The authors of the study fully realized that their finding documents an unexpected “extremely short duration of the faunal transition from Ediacaran to Cambrian biota.” Therefore, they speculated about ecologically driven reasons for this rapid onset of the Cambrian Explosion.
Günter Bechly, “The Cambrian Explosion Has Just Gone Nuclear” at Evolution News and Science Today (April 8, 2021)
Nope. Ecology won’t do that for us. The process isn’t just somehow happening. Something is driving it.
Here’s the original media release from 2018:
Using uranium-lead dating, Senckenberg scientists, in cooperation with an international team, were able to date the onset of the “Cambrian explosion” to precisely 538.8 million years ago. During the “Cambrian explosion,” all currently known “blueprints” in the animal kingdom appeared within a few million years, while at the same time the so-called “Ediacara biota” – a group of unique, specialized life forms – became extinct. The study was recently published in the scientific journal Terra Nova…

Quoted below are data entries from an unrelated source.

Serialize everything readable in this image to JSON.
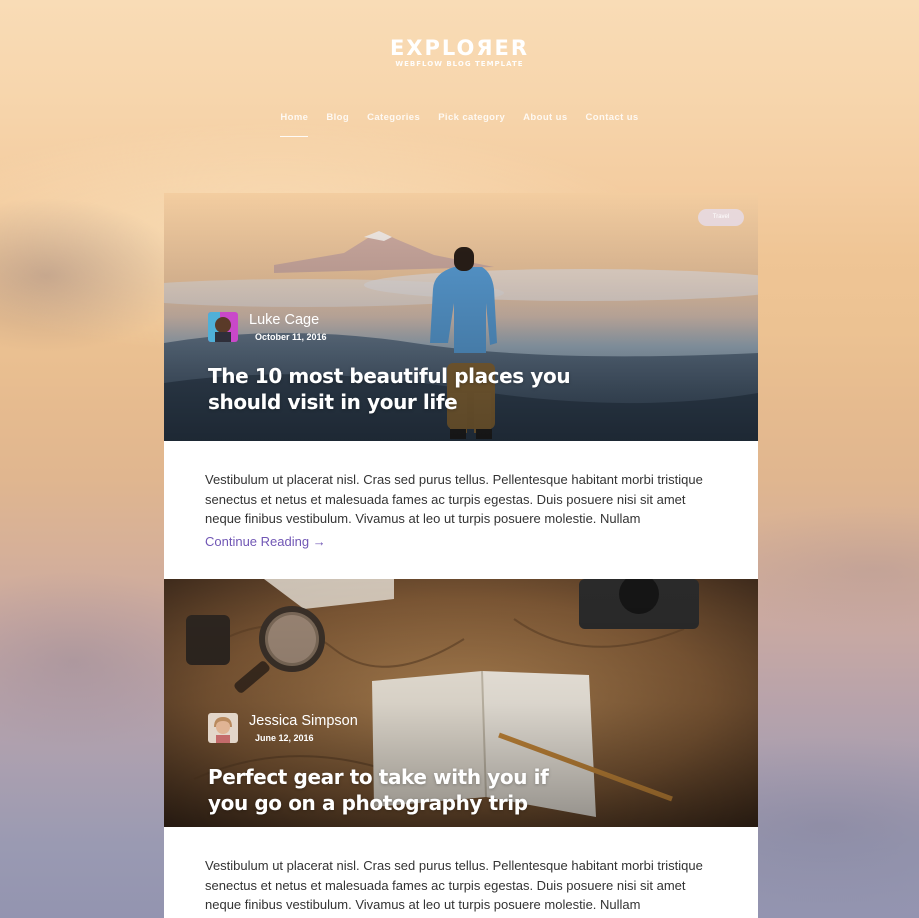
{
  "site": {
    "logo_title": "EXPLOЯER",
    "logo_subtitle": "WEBFLOW BLOG TEMPLATE"
  },
  "nav": {
    "items": [
      {
        "label": "Home"
      },
      {
        "label": "Blog"
      },
      {
        "label": "Categories"
      },
      {
        "label": "Pick category"
      },
      {
        "label": "About us"
      },
      {
        "label": "Contact us"
      }
    ]
  },
  "posts": [
    {
      "tag": "Travel",
      "author": "Luke Cage",
      "date": "October 11, 2016",
      "title": "The 10 most beautiful places you should visit in your life",
      "excerpt": "Vestibulum ut placerat nisl. Cras sed purus tellus. Pellentesque habitant morbi tristique senectus et netus et malesuada fames ac turpis egestas. Duis posuere nisi sit amet neque finibus vestibulum. Vivamus at leo ut turpis posuere molestie. Nullam",
      "read_more": "Continue Reading →"
    },
    {
      "author": "Jessica Simpson",
      "date": "June 12, 2016",
      "title": "Perfect gear to take with you if you go on a photography trip",
      "excerpt": "Vestibulum ut placerat nisl. Cras sed purus tellus. Pellentesque habitant morbi tristique senectus et netus et malesuada fames ac turpis egestas. Duis posuere nisi sit amet neque finibus vestibulum. Vivamus at leo ut turpis posuere molestie. Nullam"
    }
  ],
  "colors": {
    "accent": "#7157b5",
    "text": "#333333"
  }
}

Moreover, the scientists’ data series reveal that the development of the fauna took place within a very short period. The transition from the “Ediacara biota” – multi-celled but very simply organisms – to the diverse Cambrian life forms occurred over less than 410,000 years. “From a geological point of view, this represents a veritable sprint,” according to the research team. Based on the current study, this rapid faunal change may be best explained as a kind of “biological arms race”: New fundamental traits accelerated the subsequent evolution and fueled the next “adaptive breakthrough.” “For example, if an organisms became increasingly mobile and fed on prey, previously even less mobile animals had to come up with new ways to protect themselves – which may have led to the rapid development of shells or skeletons. One achievement thus engendered the next – and, by necessity, within a shortened period of time,” says Linnemann in summary.
Senckenberg Research Institute and Natural History Museum, “Uranium-lead dating shows that the Cambrian explosion is younger than previously thought” at Phys.org (December 19, 2018)
This is the usual Darwinian short circuit. The fact that a life form would be better off with, say, eyes does not mean it will just start to develop them any more than the fact that a woman might be better off without a chronic illness means she can just get over it. The solutions to some problems requires focused intelligence.
Bechly adds,
The Cambrian Explosion has gone nuclear and simply evaporates neo-Darwinism as a brilliant and beautiful but failed scientific theory, as it was recently called by Yale University professor David Gelernter (2019).
Günter Bechly, “The Cambrian Explosion Has Just Gone Nuclear” at Evolution News and Science Today (April 8, 2021)
No wonder the paper, which is closed access, was ignored. Bet the next one will be too. Darwinism is slowly being discredited but it is still Too Big to Fail.
- As Bechly notes in the article, at least one researcher has proposed that Dickinsonia belongs to a now-extinct Ediacaran kingdom of life. But it might be a fungus.